Phlogiston/Data Model

From mediawiki.org

Vocabulary[edit]

Ancestor: A task that is tagged in Phabricator with one of the ancestor-qualifying tags.

Category: A grouping of tasks within Phlogiston.

Phlogiston Scope: A set of tasks that are analyzed as a group, under the assumption that they are the same body of tasks that one team of people work on. A Phlogiston scope usually contains all tasks from multiple Phabricator projects. This word was chosen, instead of project, to avoid confusion with Phabricator projects.

Phabricator Project: A tag for grouping and labeling tasks in Phabricator.

Source: synonym to Phlogiston Project.

Status: The Phabricator status field.

Data Model[edit]

All tables, and how they are logically grouped[edit]


Load[edit]

These tables hold the Phabricator data imported from a dump file. These tables are wiped and replaced with each load. These tables are used for reconstruction. They are [probably?] not referenced after reconstruction is complete.
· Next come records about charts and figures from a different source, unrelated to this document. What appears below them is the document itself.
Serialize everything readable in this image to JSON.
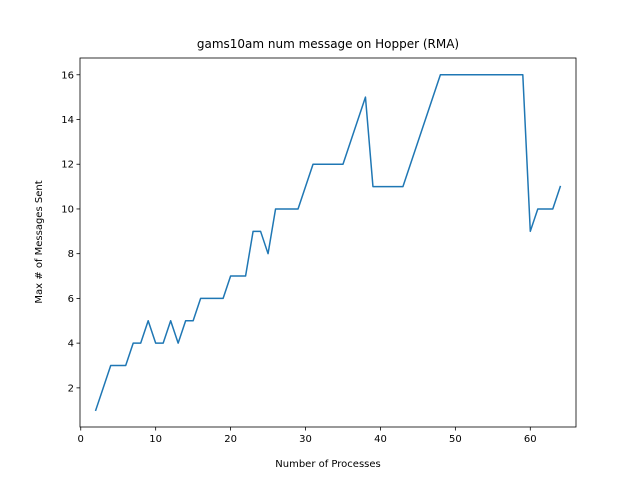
{
  "chart_data": {
    "type": "line",
    "title": "gams10am num message on Hopper (RMA)",
    "xlabel": "Number of Processes",
    "ylabel": "Max # of Messages Sent",
    "xlim": [
      -0.1,
      66.1
    ],
    "ylim": [
      0.25,
      16.75
    ],
    "xticks": [
      0,
      10,
      20,
      30,
      40,
      50,
      60
    ],
    "yticks": [
      2,
      4,
      6,
      8,
      10,
      12,
      14,
      16
    ],
    "grid": false,
    "line_color": "#1f77b4",
    "series": [
      {
        "x": [
          2,
          3,
          4,
          5,
          6,
          7,
          8,
          9,
          10,
          11,
          12,
          13,
          14,
          15,
          16,
          17,
          18,
          19,
          20,
          21,
          22,
          23,
          24,
          25,
          26,
          27,
          28,
          29,
          30,
          31,
          32,
          33,
          34,
          35,
          36,
          37,
          38,
          39,
          40,
          41,
          42,
          43,
          44,
          45,
          46,
          47,
          48,
          49,
          50,
          51,
          52,
          53,
          54,
          55,
          56,
          57,
          58,
          59,
          60,
          61,
          62,
          63,
          64
        ],
        "values": [
          1,
          2,
          3,
          3,
          3,
          4,
          4,
          5,
          4,
          4,
          5,
          4,
          5,
          5,
          6,
          6,
          6,
          6,
          7,
          7,
          7,
          9,
          9,
          8,
          10,
          10,
          10,
          10,
          11,
          12,
          12,
          12,
          12,
          12,
          13,
          14,
          15,
          11,
          11,
          11,
          11,
          11,
          12,
          13,
          14,
          15,
          16,
          16,
          16,
          16,
          16,
          16,
          16,
          16,
          16,
          16,
          16,
          16,
          9,
          10,
          10,
          10,
          11
        ]
      }
    ]
  }
}
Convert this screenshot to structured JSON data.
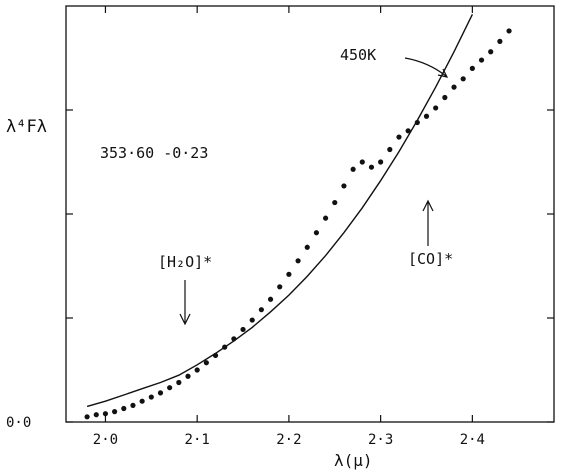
{
  "chart_data": {
    "type": "scatter",
    "title": "",
    "xlabel": "λ(μ)",
    "ylabel": "λ⁴Fλ",
    "xlim": [
      1.957,
      2.489
    ],
    "ylim": [
      0.0,
      4.0
    ],
    "x_ticks": [
      2.0,
      2.1,
      2.2,
      2.3,
      2.4
    ],
    "x_tick_labels": [
      "2·0",
      "2·1",
      "2·2",
      "2·3",
      "2·4"
    ],
    "y_tick_labels": [
      {
        "value": 0.0,
        "label": "0·0"
      }
    ],
    "y_unlabeled_ticks": [
      1.0,
      2.0,
      3.0
    ],
    "series": [
      {
        "name": "450K",
        "style": "line",
        "x": [
          1.98,
          2.0,
          2.02,
          2.04,
          2.06,
          2.08,
          2.1,
          2.12,
          2.14,
          2.16,
          2.18,
          2.2,
          2.22,
          2.24,
          2.26,
          2.28,
          2.3,
          2.32,
          2.34,
          2.36,
          2.38,
          2.4
        ],
        "y": [
          0.15,
          0.2,
          0.26,
          0.32,
          0.38,
          0.45,
          0.55,
          0.66,
          0.78,
          0.91,
          1.06,
          1.22,
          1.4,
          1.6,
          1.82,
          2.06,
          2.32,
          2.6,
          2.9,
          3.22,
          3.56,
          3.92
        ]
      },
      {
        "style": "dots",
        "x": [
          1.98,
          1.99,
          2.0,
          2.01,
          2.02,
          2.03,
          2.04,
          2.05,
          2.06,
          2.07,
          2.08,
          2.09,
          2.1,
          2.11,
          2.12,
          2.13,
          2.14,
          2.15,
          2.16,
          2.17,
          2.18,
          2.19,
          2.2,
          2.21,
          2.22,
          2.23,
          2.24,
          2.25,
          2.26,
          2.27,
          2.28,
          2.29,
          2.3,
          2.31,
          2.32,
          2.33,
          2.34,
          2.35,
          2.36,
          2.37,
          2.38,
          2.39,
          2.4,
          2.41,
          2.42,
          2.43,
          2.44
        ],
        "y": [
          0.05,
          0.07,
          0.08,
          0.1,
          0.13,
          0.16,
          0.2,
          0.24,
          0.28,
          0.33,
          0.38,
          0.44,
          0.5,
          0.57,
          0.64,
          0.72,
          0.8,
          0.89,
          0.98,
          1.08,
          1.18,
          1.3,
          1.42,
          1.55,
          1.68,
          1.82,
          1.96,
          2.11,
          2.27,
          2.43,
          2.5,
          2.45,
          2.5,
          2.62,
          2.74,
          2.8,
          2.88,
          2.94,
          3.02,
          3.12,
          3.22,
          3.3,
          3.4,
          3.48,
          3.56,
          3.66,
          3.76
        ]
      }
    ],
    "annotations": {
      "line_label": "450K",
      "source": "353·60  -0·23",
      "h2o": "[H₂O]*",
      "co": "[CO]*"
    },
    "grid": false,
    "legend": "none"
  }
}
They do not reflect the concept of a "scope".

Table Definition
maniphest_blocked Each row is one blocking relationship between a task and its immediate blocker, identified by task IDs.
maniphest_blocked_phid Each row is one blocking relationship between a task and its immediate blocker, identified by task PHIDs.
maniphest_edge_transaction Each row is one transaction affecting a relationship between a task and a project, identified by task IDs.
maniphest_task Each row is one task in Phabricator.
maniphest_transaction Each row is one transaction in Phabricator, containing raw json data about transactions.
phabricator_column Each row is one column in Phabricator (any column, from any board).
phabricator_project Each row is one project in Phabricator.

Reconstruct[edit]

These tables hold a historical reconstruction of Phabricator data back to the beginning of available data; they represent a denormalization of the transaction data into an easier-to-query data set. They are partitioned by scope, so that a wipe of one scope does not affect any other scope. These tables are very time-consuming to create, and so are typically updated incrementally with each nightly dump.

Table Definition
category Each row is one category
maniphest_edge Each row is the membership of one task in one project. This table is not partitioned by scope (because this data is invariant across scopes, and for optimization reasons).
phab_parent_category_edge Each row is the inclusion of one task in one ancestry.
task_on_date Each row is one task for one day within one scope. This is the reconstruction of what the state of that task was on that day. The range of dates included depends on the configuration of the scope that include the task. A task in two scopes will have two rows in this table per day.

Report[edit]

These tables hold data necessary to generate reports. They are partitioned by scope, and wiped by partition at the beginning of each report.

Table Definition
maintenance_delta Each row is the change in aggregate information over one seven-day period (identified by the final day), scope, and maintenance type, with aggregate information about all relevant tasks.
maintenance_week One row per (one seven-day period (identified by the final day), scope, and maintenance type), with aggregate information about all relevant tasks.
recently_closed One row per (time-period, category, date, and scope), with aggregate count and points over that time period. Time Period may be a week, month, or quarter.
recently_closed_task Each row is one recently closed task within one scope.
task_on_date_agg One row per (status, category, maint_type, date, and scope), with aggregate count and points for that combination.
task_on_date_recategorized Each row is one task for one day within one scope, copied from task_on_date at the beginning of each scope report, with different task metadata fields.
velocity One row per seven-day period for one category in one scope, with many fields for historical and forecast velocity data.

The scope partition of category is also wiped and reloaded with each report, to enable users to change the report settings and re-run the report without having to reconstruct again.